Arthur Johnson and Linda Arvidson Griffith explore the beach at Santa Monica while Director D.W. Griffith and cinematographer G.W. "Billy" Bitzer explore the cinematic possibilities of 35mm "motography." From "The Unchanging Sea," Biograph, March 1910, during the Company's first California trip.

Yet one doesn’t even have to get into the various theories, revised or not, or the arguments in favor of this over that to appreciate many things that Griffith did that have not been given proper emphasis, in the past and especially now.  And while you can say something similar about many important artists, Griffith’s work is so vast and deep and obvious — it has survived in nearly complete form (and even for this he seems a target for disparagement), that he seems perversely to have become as Melville’s “Ishmael” — he or rather his films alone are left to tell his story . . . well, not if I having anything to say about it — and definitely not the stories told by the film critics of the 30s and 40s and the one-woman band led by Lillian Gish.

This post is intended to give you a very basic look at one area of Griffith’s work that has not been given enough credit (or even study?) — his ability to “stage” his productions for the 35mm film camera.  Griffith’s experience was, of course, theater — acting and writing for the stage.  He knew what looked good and effective compositionally in the “proscenium” (the live theater equivalent of the film frame or the film projected on a screen) from the audience perspective.  Correspondingly, he was able from very early on to transfer this ability to the new medium of film and the film “frame.”

[I must mention before going any further that I am discussing here the short films — one and two reel movies — made by Griffith and the Biograph Company of actors and technicians from 1908 to 1912.  These Biograph shorts represent the majority of his work and as such have an inherent variety absent in his “epics,” his best-known films of the ‘teens and early 20s.  Those works, by their very nature go far beyond the intimacy of the early short films.  That is not to say they don’t have their intimate, “small” moments — of course they do.  But epics are made and painted with a broad brush and are generally composed of big moments interspersed with small ones.  The short films by contrast allow one to look at a film from start to finish without getting bogged down in one film, and several if not more of Griffith’s epics could have and have had entire books devoted to them.]

Having illustrated my posts with hundreds of single, still frames from his movies, I have noticed the composition of these shots much more than I ever did while they were in motion.  But Griffith was hardly the only — or even the first — maker of early film to come from the same theatrical background.  The difference?  His work in the short films format doesn’t look stagey to us, for the most part — even many of his products as a first year director (or of his first two months for that matter).  They have (even as stills) a feeling of movement and depth, a pictorial beauty and impact that few from that period can match.

Griffith’s most apparent influences in these early films are the theater and painting.  The opening shots of “Betrayed by a Handprint,” from mid 1908, provide an excellent example of stage-based composition with a painterly twist:

Immediately ABOVE and BELOW, "Betrayed by a Handprint," 1908. Heavy theatrical influences are evident in the composition of the frame and screen in the earliest Griffith films shot within the small confines of the Biograph film "studio" -- a converted ballroom in an early 19th century stone mansion on East 14th Street, NYC. Notice how Griffith stacks the figures from the front of the frame (where Florence Lawrence leans heavily on the table, to the rear where the "butler" watches the proceedings from the "darkness" at the rear left of each frame.
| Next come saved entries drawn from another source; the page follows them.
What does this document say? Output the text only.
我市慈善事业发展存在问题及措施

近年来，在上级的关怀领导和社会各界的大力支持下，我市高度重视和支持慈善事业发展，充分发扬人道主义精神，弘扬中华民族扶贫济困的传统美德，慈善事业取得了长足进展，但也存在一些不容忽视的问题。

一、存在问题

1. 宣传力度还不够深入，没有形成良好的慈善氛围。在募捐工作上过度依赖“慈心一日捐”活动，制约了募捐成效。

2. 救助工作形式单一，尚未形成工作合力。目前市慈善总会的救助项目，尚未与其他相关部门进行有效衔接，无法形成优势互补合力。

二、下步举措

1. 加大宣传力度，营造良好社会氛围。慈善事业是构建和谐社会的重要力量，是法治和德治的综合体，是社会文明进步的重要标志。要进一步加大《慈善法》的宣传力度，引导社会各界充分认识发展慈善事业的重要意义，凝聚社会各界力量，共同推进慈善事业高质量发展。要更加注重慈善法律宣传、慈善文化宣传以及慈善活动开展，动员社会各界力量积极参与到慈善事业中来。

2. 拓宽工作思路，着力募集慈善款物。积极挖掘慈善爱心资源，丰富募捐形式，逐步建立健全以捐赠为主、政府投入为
Also, the figures are in various stages of a turning motion, with each figure in different position with respect to the camera, giving a strong feeling of motion even in these still frames. However, much of the remainder of the film is done in the "full-frontal" style of early narrative "story" film.
The influence of painting on Griffith's film composition is also evident in these early films (painting was also a major influence on photography nearly from its invention up to the advent of motion photography), and would become more evident in Griffith's later epic works, "Intolerance," 1916, in particular.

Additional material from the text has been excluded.